До того за Юрия Алексеевича обидно стало, слеза на бумагу капнула. Ему за Гонсевского золотой в восемь золотых мало! И ведь не своим умом, не спросясь, домой отправился. Одоевский подбил, князь Никита.
Князь Никита Иванович Одоевский ездил в Вильну великим послом, чтоб, обговоря всякие тайные дела с польскими комиссарами, на сейм в Варшаву ехать – Алексея Михайловича в короли выбирать.
Но комиссары не ехали, вестей о себе не подавали, а в Варшаве разразилась моровая язва, а тут Выговский изменил. Поляки на радостях вместо выборов опять войну затеяли. У князя Никиты из его посольства, боясь мора и плена, 63 человека убежали, всего было 355 человек. А шестьдесят четвертым беглецом стал сам посол, пошел из Вильны без оглядки, всех своих увел и князя Долгорукого с собой увлек. В оправдание писал, что католические епископы находят двадцать одну причину невозможности избрания в короли ни самого Алексея Михайловича, ни царевича Алексея.
А в чем вся бестолочь-то! Когда Одоевский уже покидал Вильну, ему сказали, что польские комиссары в пути, завтра в городе будут. Так ему возы неохота было разгружать.
– Я ждал поляков семь недель, пусть меня подождут, – брякнул и отбыл.
Послы действительно явились на другой день, но в город их не пустили. Поднялся крик о бесчестье. Одоевского уже из Минска пришлось в Вильну чуть не в шею гнать. И вот она, цена непутевой гордыни: вместо мира и выборов – война.
Однако же Никита Иванович боярин из самых ближних, Уложение написал, книгочей.

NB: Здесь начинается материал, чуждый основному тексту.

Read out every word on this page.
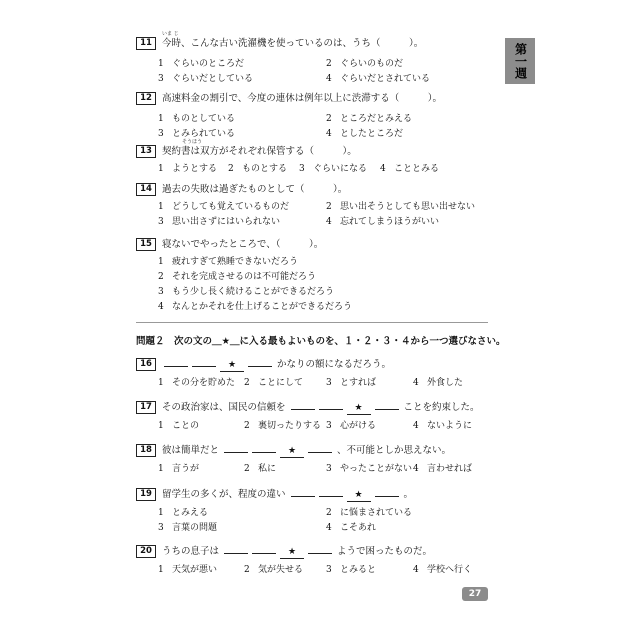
第一週
11 今時、こんな古い洗濯機を使っているのは、うち（　　　）。
いま じ
1 ぐらいのところだ	2 ぐらいのものだ
3 ぐらいだとしている	4 ぐらいだとされている
12 高速料金の割引で、今度の連休は例年以上に渋滞する（　　　）。
1 ものとしている	2 ところだとみえる
3 とみられている	4 としたところだ
13 契約書は双方がそれぞれ保管する（　　　）。
そうほう
1 ようとする 2 ものとする 3 ぐらいになる 4 こととみる
14 過去の失敗は過ぎたものとして（　　　）。
1 どうしても覚えているものだ	2 思い出そうとしても思い出せない
3 思い出さずにはいられない	4 忘れてしまうほうがいい
15 寝ないでやったところで、（　　　）。
1 疲れすぎて熟睡できないだろう
2 それを完成させるのは不可能だろう
3 もう少し長く続けることができるだろう
4 なんとかそれを仕上げることができるだろう
問題２　次の文の＿★＿に入る最もよいものを、１・２・３・４から一つ選びなさい。
16	★	かなりの額になるだろう。
1 その分を貯めた 2 ことにして	3 とすれば	4 外食した
17 その政治家は、国民の信頼を	★	ことを約束した。
1 ことの	2 裏切ったりする 3 心がける	4 ないように
18 彼は簡単だと	★	、不可能としか思えない。
1 言うが	2 私に	3 やったことがない 4 言わせれば
19 留学生の多くが、程度の違い	★	。
1 とみえる	2 に悩まされている
3 言葉の問題	4 こそあれ
20 うちの息子は	★	ようで困ったものだ。
1 天気が悪い	2 気が失せる	3 とみると	4 学校へ行く
27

Алексей Михайлович подумал-подумал и решил-таки ругнуть Одоевского все же не по имени, а намеком.
«Напрасно ты послушал худых людей, – продолжал он укорять Долгорукого. – Видишь ты сам, что разве ныне у тебя много друзей стало, а прежде мало было, кроме Бога и нас, грешных. Людей ратных для тебя сам я собирал, и если б не жалел тебя, то и Спасова образа с тобою не отпускал бы. И ты за мою, просто молвить, милостивую любовь ни одной строки не писывал ни в чем. Писал к друзьям своим, а те – ей-ей! – про тебя же переговаривают да смеются, как ты торопишься, как и иное делаешь. А я к тебе никогда немилостив не бывал, и вперед от меня к тебе Бог весть какому злу бывать ли. А чаю, что князь Никита Иванович тебя подбил, – сорвалось-таки с кончика пера, – и его было слушать напрасно. Ведаешь ли, какой он промышленник! Послушаешь, как про него поют в Москве. А хотя бы и пошел, но пехоту солдатскую оставил бы в Вильне да полк рейтар да посулил бы рейтарам хотя по сорока рублев человеку… Князь Никита не пособит, как Вильню сбреют… Жаль, конечно, тебя… Теперь тебе и скорбно, а как пообмыслишься гораздо, и ты и сам о себе потужишь и узнаешь, что неладно сделалось. А мы и ныне за твою усердную веру к Богу, а к нам верную службу всяким милостивым жалованьем жаловать тебя хотим…»
С царицыной половины никаких вестей не было, отлегло, должно быть. Алексей Михайлович успокоился. Ему мальчика хотелось. Алексеюшко, слава Богу, пригож, здоровьем не слаб, умом сметлив, но с братом расти веселей, будет кого жалеть, с кем в игры играть.